Re: An assembly question from the past

2022-04-03 Thread Alexander Burger
Hi Kevin,

> Previously, I've gotten pil21 (and originally pil64) to run bare metal on
> the RPI4 4/8 GB models.
> ...
> functionality, and adding some C/ASM for bootup and setting up the MMU and
> exception vectors, before branching to the pil21 interpreter loop (instead
> 
> I wrote a small UART/RS-232 driver to allow REPL functionality, with the
> ...
> was at a stage where it could be bootstrapped from the REPL, i.e. an entire
> "kernel" could be written dynamically from the REPL - similar to PilOS. Of
> ...
> time to create the PilPhone :)

Wow! That is an impressive list of achievements! Please continue to keep us
up-to-date!

☺/ A!ex

-- 
UNSUBSCRIBE: mailto:picolisp@software-lab.de?subject=Unsubscribe


Re: An assembly question from the past

2022-04-02 Thread Kevin Ednalino
Hello,

To answer your question without going into gory details, assuming the
program was compiled for a 32-bit arch where the pointer size is typically
4 bytes (vs 8 bytes on 64-bit), any code assuming this would need to be
addressed, especially bit operations. Generally, it's straight-forward to
run 32-bit on 64-bit than vice versa with the 64-bit on 32-bit, due to the
latter needing more registers, address space differences etc.

Previously, I've gotten pil21 (and originally pil64) to run bare metal on
the RPI4 4/8 GB models. Qemu has an emulator for the RPI3 only (still?) so
it wasn't terribly useful, which meant replacing the SD card a bunch of
times until I could get a proper REPL booted.

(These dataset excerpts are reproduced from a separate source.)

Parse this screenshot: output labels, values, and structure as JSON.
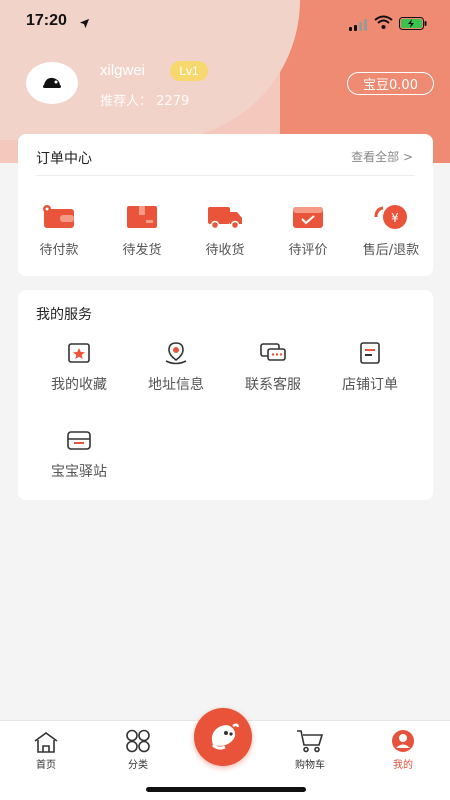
{
  "status_bar": {
    "time": "17:20"
  },
  "profile": {
    "username": "xilgwei",
    "level": "Lv1",
    "referrer_label": "推荐人：",
    "referrer_value": "2279",
    "beans": "宝豆0.00"
  },
  "orders": {
    "title": "订单中心",
    "view_all": "查看全部 >",
    "items": [
      {
        "label": "待付款",
        "icon": "wallet-icon"
      },
      {
        "label": "待发货",
        "icon": "package-icon"
      },
      {
        "label": "待收货",
        "icon": "truck-icon"
      },
      {
        "label": "待评价",
        "icon": "review-box-icon"
      },
      {
        "label": "售后/退款",
        "icon": "refund-icon"
      }
    ]
  },
  "services": {
    "title": "我的服务",
    "items": [
      {
        "label": "我的收藏",
        "icon": "favorite-icon"
      },
      {
        "label": "地址信息",
        "icon": "location-icon"
      },
      {
        "label": "联系客服",
        "icon": "chat-icon"
      },
      {
        "label": "店铺订单",
        "icon": "store-order-icon"
      },
      {
        "label": "宝宝驿站",
        "icon": "station-icon"
      }
    ]
  },
  "tabbar": {
    "items": [
      {
        "label": "首页",
        "icon": "home-icon"
      },
      {
        "label": "分类",
        "icon": "category-icon"
      },
      {
        "label": "购物车",
        "icon": "cart-icon"
      },
      {
        "label": "我的",
        "icon": "user-icon",
        "active": true
      }
    ]
  },
  "colors": {
    "accent": "#e5533c",
    "header_light": "#f2d3ca",
    "header_dark": "#ef8a73",
    "level_badge": "#f6d86e"
  }
}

Similar to PilOS, it required factoring out C libraries, POSIX and I/O
functionality, and adding some C/ASM for bootup and setting up the MMU and
exception vectors, before branching to the pil21 interpreter loop (instead
of a kernel for example). The interpreter was modified to allow access to
system registers from Lisp to handle interrupts and other low level
functionality. Everything ran at EL1 (equivalent to ring level 0 on x86)
and in a single-address space, so it had access to the entire memory space
including the peripherals. What's cool is I could optimize the TLB to
reduce misses, which meant Lisp code could potentially run faster, along
with less OS overhead like context-switching.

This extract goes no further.